Of concern, however, is the jacking up of food prices, and the admission of just about every government and policy-making agency that the food prices will remain high.
"Even though the GHI has been falling slowly since 1990, at least 800 million people were food insecure before the food price crisis hit. In other words, 800 million people could not afford an adequate diet even in the context of declining food prices. Some poor people in developing countries spend as much as 70 percent of their incomes on food. People who were already food insecure have little or no scope for achieving nutritious diets in the face of rising food prices," the report said.

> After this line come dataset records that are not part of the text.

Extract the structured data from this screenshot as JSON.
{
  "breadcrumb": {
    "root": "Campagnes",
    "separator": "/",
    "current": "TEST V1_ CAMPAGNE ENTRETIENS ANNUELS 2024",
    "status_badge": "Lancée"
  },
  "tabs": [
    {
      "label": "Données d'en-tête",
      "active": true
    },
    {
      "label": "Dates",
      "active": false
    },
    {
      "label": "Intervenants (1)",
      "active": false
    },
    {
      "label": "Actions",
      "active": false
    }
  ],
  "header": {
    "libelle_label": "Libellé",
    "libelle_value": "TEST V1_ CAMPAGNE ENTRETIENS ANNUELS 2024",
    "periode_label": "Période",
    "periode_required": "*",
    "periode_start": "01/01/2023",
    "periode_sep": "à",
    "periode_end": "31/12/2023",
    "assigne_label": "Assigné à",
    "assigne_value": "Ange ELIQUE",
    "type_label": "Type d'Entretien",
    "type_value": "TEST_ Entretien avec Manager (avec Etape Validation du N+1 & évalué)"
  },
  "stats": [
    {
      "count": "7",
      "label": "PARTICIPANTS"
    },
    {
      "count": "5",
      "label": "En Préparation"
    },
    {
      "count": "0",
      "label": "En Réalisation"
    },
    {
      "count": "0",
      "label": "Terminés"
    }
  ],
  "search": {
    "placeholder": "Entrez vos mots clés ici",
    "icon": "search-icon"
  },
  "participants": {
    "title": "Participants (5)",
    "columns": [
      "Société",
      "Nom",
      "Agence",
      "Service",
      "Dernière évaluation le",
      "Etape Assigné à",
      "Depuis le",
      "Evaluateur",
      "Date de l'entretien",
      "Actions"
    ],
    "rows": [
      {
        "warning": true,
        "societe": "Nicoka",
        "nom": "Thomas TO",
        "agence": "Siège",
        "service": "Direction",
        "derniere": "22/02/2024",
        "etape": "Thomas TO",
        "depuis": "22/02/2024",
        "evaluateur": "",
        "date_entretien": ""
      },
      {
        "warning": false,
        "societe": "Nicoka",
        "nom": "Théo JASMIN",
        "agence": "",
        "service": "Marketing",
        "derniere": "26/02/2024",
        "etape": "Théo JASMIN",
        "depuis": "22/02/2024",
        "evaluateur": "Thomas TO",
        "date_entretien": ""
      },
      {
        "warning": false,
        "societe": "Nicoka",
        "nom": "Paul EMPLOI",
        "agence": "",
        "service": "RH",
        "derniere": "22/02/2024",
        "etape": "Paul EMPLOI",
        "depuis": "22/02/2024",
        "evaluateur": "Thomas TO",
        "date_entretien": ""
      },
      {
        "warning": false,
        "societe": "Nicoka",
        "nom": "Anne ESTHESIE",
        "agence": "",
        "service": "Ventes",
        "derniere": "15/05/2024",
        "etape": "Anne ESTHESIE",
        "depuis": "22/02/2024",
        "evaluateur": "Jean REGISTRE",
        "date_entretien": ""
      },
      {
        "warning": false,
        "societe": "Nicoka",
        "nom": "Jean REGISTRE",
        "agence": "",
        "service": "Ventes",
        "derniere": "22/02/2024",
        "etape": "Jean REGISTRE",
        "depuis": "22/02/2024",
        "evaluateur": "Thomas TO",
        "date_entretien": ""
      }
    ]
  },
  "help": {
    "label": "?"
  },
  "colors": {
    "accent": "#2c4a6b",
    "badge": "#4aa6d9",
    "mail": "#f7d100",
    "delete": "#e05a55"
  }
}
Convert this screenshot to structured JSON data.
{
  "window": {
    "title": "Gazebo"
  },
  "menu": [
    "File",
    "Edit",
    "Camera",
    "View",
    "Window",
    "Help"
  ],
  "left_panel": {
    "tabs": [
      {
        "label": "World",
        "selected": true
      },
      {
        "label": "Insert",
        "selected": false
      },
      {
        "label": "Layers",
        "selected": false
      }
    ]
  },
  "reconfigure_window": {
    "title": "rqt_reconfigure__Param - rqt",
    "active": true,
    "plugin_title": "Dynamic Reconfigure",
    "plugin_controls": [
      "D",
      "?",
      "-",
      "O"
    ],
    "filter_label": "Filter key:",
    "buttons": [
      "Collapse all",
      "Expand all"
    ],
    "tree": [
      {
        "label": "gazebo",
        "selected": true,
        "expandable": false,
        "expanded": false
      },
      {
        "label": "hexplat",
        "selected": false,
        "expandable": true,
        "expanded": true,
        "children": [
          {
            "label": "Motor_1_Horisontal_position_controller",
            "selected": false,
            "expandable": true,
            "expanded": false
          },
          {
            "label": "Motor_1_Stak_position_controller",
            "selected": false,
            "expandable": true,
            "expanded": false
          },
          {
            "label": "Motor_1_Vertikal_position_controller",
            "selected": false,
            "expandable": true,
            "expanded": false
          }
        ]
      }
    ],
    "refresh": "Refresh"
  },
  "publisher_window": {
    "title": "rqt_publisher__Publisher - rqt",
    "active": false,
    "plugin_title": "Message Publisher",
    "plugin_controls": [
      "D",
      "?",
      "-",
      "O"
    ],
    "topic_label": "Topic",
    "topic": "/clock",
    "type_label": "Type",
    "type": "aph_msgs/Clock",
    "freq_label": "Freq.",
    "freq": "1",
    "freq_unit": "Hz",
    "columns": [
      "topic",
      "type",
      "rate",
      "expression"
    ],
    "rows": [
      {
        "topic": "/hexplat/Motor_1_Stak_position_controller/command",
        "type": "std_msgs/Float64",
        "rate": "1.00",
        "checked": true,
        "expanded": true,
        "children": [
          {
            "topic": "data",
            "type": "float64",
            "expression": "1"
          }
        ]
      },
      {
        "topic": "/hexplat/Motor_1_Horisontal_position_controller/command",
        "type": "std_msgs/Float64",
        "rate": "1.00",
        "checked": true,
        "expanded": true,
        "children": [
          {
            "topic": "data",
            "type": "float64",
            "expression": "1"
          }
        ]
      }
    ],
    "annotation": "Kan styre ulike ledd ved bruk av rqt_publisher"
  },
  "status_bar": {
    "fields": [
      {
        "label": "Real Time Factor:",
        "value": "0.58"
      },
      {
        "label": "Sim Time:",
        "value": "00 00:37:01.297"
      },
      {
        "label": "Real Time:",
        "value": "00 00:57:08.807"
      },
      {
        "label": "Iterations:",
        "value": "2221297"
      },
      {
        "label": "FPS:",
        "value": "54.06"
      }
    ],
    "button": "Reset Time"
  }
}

Policy-makers and program implementers must not be blinded by the pollyannas of government who promise better opportunities for the rural poor because of the higher prices of agricultural products. The hundreds of thousands of farmers and fisherfolk that we should worry about, will never know the so-called trickle-down effect of high buying rates of agricultural products because they are net buyers of food. They do not own the land they till, they do not produce enough for their families to feed on, they even have to sell the single kilo of fish the father catches because it will buy them noodles that has a longer shelf life and for as long as its watered down, can feed more. These are the same hundreds of thousands of people who make do with the cheapest food, with no concern about nutrition and nutrients.
"Recent research by IFPRI, Cornell University, and other collaborators shows that nutritional deficits in young children often could not be made up later," the report said.
Indeed, as we celebrate World Food Day today, let us look beyond the availability of the needed food in our stores and warehouses. Rather, let us look at the food on the table of the poorest in our communities, because this is what will matter most in the future because in the decade ahead, the infants and children we starve today will be the ones who will be peopling the manpower pool to sustain our economic activities. The time to act is now because nutritional deficits in the young today cannot be made up later.